Capitalism: A Love Story
Michael Moore movies are a genre unto themselves: part documentary, part street theatre, with a little bit of satire and rhetoric thrown into the mix. However reviewers might describe his work, they certainly won't make use of adjectives such as 'subtle', 'balanced', and 'fair'. He is a modern day street-preacher, utilising a mix of clever visual images and emotive personal interviews. The editing suite is Moore's soapbox.
Capitalism: A Love Story - shown on Channel 4 on 23 May, and released on DVD last Monday - begins with the juxtaposition of an old film on the decline of the Roman Empire with images of contemporary corporate America and CCTV footage of modern bank robbers. The tale he goes on to tell is familiar - rising inequality, foreclosed homes, the collapse of industry, and the pervasive influence of corporations on politicians.
 One interesting sub-plot is Moore's account of how capitalism gained legitimacy through the claim that it is based on biblical values. Black and white footage of a television presenter claiming that capitalism is compatible with God's laws and the teachings of the Bible is placed alongside a US senator speaking of Wall Street as a 'holy place'. Going in search of Christian support for these assertions, Moore approaches two Catholic priests from his hometown. They are unequivocal in response, referring to capitalism as a 'sin', a 'radical evil' that God will in some way 'eliminate'.
Moore's contrasting of the US senator with the Catholic priests reveals the enduring tendency for Christians to baptise or, conversely, demonise contemporary social structures. At different points during the last one hundred years, the Christian faith has been used to give legitimacy to a remarkable range of political structures, from totalitarian regimes to liberal democracy, from varieties of Marxism to capitalism.

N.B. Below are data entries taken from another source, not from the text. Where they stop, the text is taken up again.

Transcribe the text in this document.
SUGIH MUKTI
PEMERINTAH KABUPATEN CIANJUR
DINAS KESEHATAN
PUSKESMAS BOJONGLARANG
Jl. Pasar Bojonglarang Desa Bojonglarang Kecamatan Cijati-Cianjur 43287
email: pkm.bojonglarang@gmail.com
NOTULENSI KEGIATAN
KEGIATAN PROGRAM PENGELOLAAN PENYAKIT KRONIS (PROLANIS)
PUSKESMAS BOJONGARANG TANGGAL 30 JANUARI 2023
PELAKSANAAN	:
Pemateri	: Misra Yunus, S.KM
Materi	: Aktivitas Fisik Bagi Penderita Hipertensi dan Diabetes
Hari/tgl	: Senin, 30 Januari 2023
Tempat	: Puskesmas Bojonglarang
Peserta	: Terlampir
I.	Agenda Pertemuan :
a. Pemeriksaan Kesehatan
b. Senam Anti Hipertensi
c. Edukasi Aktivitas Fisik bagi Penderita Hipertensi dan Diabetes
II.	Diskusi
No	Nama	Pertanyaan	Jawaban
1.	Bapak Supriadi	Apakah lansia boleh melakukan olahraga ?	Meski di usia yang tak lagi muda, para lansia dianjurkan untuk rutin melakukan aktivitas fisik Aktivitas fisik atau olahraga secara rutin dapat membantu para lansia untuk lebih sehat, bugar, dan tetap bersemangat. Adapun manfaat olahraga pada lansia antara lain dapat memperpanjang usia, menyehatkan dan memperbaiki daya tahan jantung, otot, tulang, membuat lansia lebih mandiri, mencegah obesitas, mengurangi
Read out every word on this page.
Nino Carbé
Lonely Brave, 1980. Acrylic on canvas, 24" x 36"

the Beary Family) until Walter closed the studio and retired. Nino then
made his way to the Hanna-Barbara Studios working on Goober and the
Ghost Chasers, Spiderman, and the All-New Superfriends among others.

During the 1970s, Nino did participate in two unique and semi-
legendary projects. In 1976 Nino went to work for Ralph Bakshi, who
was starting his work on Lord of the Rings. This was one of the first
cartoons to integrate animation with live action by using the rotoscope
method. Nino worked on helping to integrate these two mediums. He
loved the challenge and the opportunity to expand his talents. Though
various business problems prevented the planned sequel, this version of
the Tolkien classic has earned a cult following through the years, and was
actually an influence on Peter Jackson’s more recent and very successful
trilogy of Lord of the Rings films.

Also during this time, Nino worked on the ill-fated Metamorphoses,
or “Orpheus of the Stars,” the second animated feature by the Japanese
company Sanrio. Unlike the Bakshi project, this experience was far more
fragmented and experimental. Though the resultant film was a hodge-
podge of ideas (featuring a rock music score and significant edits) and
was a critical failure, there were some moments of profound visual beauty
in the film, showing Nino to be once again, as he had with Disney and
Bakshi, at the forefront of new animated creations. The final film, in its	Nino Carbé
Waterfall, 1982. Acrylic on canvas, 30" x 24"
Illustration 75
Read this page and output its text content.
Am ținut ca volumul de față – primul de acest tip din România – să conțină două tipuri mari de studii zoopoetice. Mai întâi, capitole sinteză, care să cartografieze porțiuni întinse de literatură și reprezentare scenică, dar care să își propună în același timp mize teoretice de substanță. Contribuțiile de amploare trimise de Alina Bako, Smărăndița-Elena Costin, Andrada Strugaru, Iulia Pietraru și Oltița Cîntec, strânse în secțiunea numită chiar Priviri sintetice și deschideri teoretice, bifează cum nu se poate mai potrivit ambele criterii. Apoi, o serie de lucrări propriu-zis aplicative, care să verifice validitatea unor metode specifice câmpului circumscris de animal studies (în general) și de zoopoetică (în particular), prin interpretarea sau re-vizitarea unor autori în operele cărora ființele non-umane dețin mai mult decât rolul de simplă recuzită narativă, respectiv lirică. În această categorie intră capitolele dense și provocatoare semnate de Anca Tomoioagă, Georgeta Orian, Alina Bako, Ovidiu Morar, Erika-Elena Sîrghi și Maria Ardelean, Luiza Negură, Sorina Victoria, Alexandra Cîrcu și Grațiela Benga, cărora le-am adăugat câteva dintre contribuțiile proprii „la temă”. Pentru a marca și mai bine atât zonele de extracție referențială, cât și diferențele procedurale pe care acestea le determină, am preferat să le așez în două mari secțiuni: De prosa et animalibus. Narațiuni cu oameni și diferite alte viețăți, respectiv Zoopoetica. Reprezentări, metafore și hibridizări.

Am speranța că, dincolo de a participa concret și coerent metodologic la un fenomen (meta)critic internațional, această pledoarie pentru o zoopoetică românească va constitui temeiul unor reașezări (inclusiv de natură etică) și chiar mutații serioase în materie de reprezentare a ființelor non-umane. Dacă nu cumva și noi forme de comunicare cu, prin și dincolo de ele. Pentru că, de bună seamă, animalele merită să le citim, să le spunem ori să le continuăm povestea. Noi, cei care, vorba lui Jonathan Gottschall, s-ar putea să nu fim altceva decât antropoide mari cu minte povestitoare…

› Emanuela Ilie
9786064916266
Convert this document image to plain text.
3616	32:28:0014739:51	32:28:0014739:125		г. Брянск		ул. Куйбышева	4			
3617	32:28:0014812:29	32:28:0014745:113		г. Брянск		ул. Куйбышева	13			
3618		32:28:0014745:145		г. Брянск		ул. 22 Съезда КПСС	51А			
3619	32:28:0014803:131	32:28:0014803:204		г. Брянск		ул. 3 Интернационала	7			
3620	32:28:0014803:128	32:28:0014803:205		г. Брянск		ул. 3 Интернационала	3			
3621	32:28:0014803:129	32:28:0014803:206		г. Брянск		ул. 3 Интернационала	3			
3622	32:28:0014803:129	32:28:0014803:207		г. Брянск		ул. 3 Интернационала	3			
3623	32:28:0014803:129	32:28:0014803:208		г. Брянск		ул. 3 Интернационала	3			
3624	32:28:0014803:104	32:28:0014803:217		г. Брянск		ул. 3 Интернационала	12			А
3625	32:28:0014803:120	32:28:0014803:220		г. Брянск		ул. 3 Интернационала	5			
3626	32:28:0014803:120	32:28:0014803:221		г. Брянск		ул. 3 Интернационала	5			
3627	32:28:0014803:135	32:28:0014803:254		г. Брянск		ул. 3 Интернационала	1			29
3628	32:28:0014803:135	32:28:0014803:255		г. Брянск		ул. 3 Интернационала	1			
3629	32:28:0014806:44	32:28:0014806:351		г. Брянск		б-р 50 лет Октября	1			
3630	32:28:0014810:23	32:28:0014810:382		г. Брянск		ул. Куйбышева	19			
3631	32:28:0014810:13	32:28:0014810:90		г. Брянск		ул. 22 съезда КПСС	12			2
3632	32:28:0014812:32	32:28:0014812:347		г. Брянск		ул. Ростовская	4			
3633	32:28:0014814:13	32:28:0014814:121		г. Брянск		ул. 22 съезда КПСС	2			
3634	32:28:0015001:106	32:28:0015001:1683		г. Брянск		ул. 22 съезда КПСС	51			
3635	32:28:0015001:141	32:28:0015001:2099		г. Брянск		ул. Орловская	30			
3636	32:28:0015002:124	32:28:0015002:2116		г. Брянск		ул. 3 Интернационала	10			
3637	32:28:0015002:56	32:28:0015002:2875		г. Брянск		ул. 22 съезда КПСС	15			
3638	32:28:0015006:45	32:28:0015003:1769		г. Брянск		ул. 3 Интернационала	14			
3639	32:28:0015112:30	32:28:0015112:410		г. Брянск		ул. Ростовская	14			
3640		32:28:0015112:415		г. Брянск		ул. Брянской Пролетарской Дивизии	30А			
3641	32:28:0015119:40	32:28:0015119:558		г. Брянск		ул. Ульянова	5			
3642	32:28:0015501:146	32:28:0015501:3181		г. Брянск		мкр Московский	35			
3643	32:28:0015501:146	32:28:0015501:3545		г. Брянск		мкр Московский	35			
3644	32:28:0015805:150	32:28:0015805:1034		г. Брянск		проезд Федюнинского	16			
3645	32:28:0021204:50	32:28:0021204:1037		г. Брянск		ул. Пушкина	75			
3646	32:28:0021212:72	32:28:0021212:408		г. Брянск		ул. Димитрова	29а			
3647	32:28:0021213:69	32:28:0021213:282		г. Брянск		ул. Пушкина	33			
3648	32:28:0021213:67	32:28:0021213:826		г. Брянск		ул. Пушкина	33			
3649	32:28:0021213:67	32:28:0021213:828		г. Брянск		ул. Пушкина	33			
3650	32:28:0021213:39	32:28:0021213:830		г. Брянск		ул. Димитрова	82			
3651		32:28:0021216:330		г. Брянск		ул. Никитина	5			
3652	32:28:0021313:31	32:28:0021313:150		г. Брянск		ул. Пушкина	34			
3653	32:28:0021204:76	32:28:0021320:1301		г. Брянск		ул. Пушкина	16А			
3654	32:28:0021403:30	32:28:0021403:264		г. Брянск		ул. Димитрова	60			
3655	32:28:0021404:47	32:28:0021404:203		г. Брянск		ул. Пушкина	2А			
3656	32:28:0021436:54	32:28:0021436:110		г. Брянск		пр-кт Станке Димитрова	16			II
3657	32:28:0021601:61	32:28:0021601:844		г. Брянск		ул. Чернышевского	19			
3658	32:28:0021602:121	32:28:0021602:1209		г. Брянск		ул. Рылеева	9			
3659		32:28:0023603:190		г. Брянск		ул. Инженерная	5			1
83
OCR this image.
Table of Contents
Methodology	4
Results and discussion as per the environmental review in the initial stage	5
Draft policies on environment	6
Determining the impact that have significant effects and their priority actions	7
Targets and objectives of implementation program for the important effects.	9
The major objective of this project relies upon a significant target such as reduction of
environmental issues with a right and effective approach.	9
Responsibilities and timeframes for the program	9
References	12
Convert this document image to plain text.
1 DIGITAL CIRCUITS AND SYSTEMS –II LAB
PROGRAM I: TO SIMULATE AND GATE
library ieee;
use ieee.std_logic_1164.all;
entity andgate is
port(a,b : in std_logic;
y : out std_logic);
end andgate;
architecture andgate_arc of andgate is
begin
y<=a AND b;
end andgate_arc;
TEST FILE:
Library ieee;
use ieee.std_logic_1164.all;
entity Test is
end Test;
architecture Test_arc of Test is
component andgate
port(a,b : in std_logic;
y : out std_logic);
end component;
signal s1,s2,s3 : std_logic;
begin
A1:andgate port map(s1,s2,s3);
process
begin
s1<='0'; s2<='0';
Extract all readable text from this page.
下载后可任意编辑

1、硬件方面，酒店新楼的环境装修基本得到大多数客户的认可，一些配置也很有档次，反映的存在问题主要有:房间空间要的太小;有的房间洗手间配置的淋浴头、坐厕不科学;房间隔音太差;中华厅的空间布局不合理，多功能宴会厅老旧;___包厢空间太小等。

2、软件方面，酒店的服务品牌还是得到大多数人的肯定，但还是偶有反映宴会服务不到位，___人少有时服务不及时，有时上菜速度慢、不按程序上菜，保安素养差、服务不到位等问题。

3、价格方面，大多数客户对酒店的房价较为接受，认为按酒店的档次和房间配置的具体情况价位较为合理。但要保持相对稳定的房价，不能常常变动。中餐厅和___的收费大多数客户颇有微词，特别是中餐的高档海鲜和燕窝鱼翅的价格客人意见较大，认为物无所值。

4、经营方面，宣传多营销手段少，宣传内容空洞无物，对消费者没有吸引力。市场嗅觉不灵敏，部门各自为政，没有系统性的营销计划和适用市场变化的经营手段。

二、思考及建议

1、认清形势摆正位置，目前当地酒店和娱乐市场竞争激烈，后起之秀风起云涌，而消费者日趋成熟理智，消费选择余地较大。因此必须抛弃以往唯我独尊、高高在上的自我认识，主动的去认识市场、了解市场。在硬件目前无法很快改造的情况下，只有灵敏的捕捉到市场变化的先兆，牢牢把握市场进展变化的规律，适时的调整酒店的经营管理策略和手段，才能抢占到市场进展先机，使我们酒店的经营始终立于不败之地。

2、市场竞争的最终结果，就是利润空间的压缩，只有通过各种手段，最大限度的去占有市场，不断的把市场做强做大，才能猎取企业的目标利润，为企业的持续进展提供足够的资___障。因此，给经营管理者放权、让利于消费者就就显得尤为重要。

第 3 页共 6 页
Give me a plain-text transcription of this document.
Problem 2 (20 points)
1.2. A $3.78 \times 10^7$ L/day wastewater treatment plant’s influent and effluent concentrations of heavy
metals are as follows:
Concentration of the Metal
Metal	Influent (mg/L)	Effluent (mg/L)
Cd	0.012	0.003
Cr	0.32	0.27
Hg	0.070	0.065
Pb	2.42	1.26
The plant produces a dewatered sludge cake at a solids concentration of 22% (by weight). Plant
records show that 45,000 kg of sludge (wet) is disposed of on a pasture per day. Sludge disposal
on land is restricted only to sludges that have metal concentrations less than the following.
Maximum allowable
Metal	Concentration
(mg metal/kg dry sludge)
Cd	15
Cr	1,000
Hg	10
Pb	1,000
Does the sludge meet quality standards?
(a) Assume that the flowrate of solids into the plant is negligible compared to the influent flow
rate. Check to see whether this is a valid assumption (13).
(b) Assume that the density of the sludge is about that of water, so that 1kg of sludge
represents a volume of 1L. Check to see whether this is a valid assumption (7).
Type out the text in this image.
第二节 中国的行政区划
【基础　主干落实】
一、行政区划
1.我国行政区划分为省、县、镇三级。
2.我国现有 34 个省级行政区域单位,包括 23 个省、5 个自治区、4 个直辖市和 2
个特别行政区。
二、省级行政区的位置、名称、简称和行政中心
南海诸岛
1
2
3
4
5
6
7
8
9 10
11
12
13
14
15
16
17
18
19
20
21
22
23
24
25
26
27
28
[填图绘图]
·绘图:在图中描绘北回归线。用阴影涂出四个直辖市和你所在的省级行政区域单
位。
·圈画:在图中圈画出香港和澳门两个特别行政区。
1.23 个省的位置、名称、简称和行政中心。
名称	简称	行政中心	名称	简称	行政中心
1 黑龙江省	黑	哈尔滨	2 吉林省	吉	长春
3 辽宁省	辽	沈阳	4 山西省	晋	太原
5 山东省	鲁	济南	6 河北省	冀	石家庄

This tendency has often resulted in a church unable to offer either protest or solidarity when most needed. This is because if the church allies itself with a particular structure, it no longer possesses the distance needed in order to critique it. Likewise, if one considers a system to be entirely evil, one is unable to see or imagine any redemptive possibilities that might emerge from it. Both positions constitute blanket judgments that avoid the much-needed hard work of careful theological and biblical critique. Both, therefore, betray a lack of the discipline that should characterise cultural engagement by Christian disciples.